以上实现中较为关键的三个方法包括init_bounds_dense、elkan_iter_chunked_dense、_inertia_dense,为了提升运行时的效率,这几个关键方法的实现都是通过Cython语言来实现的。

2.1 init_bounds_dense的实现

from cython cimport floating
from cython.parallel import prange, parallel
...
def init_bounds_dense(
        floating[:, ::1] X,                      # IN READ-ONLY
        floating[:, ::1] centers,                # IN
        floating[:, ::1] center_half_distances,  # IN
        int[::1] labels,                         # OUT
        floating[::1] upper_bounds,              # OUT
        floating[:, ::1] lower_bounds):          # OUT
    """Initialize upper and lower bounds for each sample for dense input data.
    Given X, centers and the pairwise distances divided by 2.0 between the
    centers this calculates the upper bounds and lower bounds for each sample.
    The upper bound for each sample is set to the distance between the sample
    and the closest center.
    The lower bound for each sample is a one-dimensional array of n_clusters.
    For each sample i assume that the previously assigned cluster is c1 and the
    previous closest distance is dist, for a new cluster c2, the
    lower_bound[i][c2] is set to distance between the sample and this new
    cluster, if and only if dist > center_half_distances[c1][c2]. This prevents
    computation of unnecessary distances for each sample to the clusters that
    it is unlikely to be assigned to.
    Parameters
    ----------
    X : ndarray of shape (n_samples, n_features), dtype=floating
        The input data.
    centers : ndarray of shape (n_clusters, n_features), dtype=floating
        The cluster centers.
    center_half_distances : ndarray of shape (n_clusters, n_clusters), \
            dtype=floating
        The half of the distance between any 2 clusters centers.
    labels : ndarray of shape(n_samples), dtype=int
        The label for each sample.
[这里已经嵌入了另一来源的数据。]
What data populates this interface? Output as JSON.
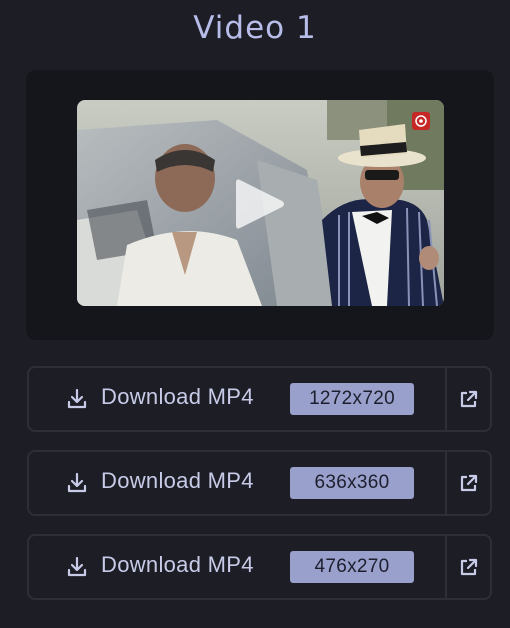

This array is modified in place.
    upper_bounds : ndarray of shape(n_samples,), dtype=floating
        The upper bound on the distance between each sample and its closest
        cluster center. This array is modified in place.
    lower_bounds : ndarray, of shape(n_samples, n_clusters), dtype=floating
        The lower bound on the distance between each sample and each cluster
        center. This array is modified in place.
    """
    cdef:
        int n_samples = X.shape[0]
        int n_clusters = centers.shape[0]
        int n_features = X.shape[1]

        floating min_dist, dist
        int best_cluster, i, j
    # 下面利用prange进行并行计算每一个样本到每一个质心间的距离,并找到最佳的那个质心和距离以及簇标签
    for i in prange(n_samples, schedule='static', nogil=True):
        best_cluster = 0
        min_dist = _euclidean_dense_dense(&X[i, 0], &centers[0, 0],
                                          n_features, False)
        lower_bounds[i, 0] = min_dist
        for j in range(1, n_clusters):
            # 这里利用D(x, u1) > D(u1, u2)/2时才需要计算D(x, u2)来减少计算量
            if min_dist > center_half_distances[best_cluster, j]:
                dist = _euclidean_dense_dense(&X[i, 0], &centers[j, 0],
                                              n_features, False)
                lower_bounds[i, j] = dist
                if dist < min_dist:
                    min_dist = dist
                    best_cluster = j
        labels[i] = best_cluster #为当前遍历的样本设置标签(最佳的质心所在的下标)
        upper_bounds[i] = min_dist

上面代码中依赖距离的计算,其实现如下:

cdef floating _euclidean_dense_dense(
        floating* a,  # IN
        floating* b,  # IN
        int n_features,
        bint squared) nogil:
    """Euclidean distance between a dense and b dense"""
    cdef:
        int i
        int n = n_features // 4
        int rem = n_features % 4
        floating result = 0

    # We manually unroll the loop for better cache optimization.
    for i in range(n):
        result += ((a[0] - b[0]) * (a[0] - b[0])
                  +(a[1] - b[1]) * (a[1] - b[1])
                  +(a[2] - b[2]) * (a[2] - b[2])
                  +(a[3] - b[3]) * (a[3] - b[3]))
        a += 4; b += 4

    for i in range(rem):
        result += (a[i] - b[i]) * (a[i] - b[i])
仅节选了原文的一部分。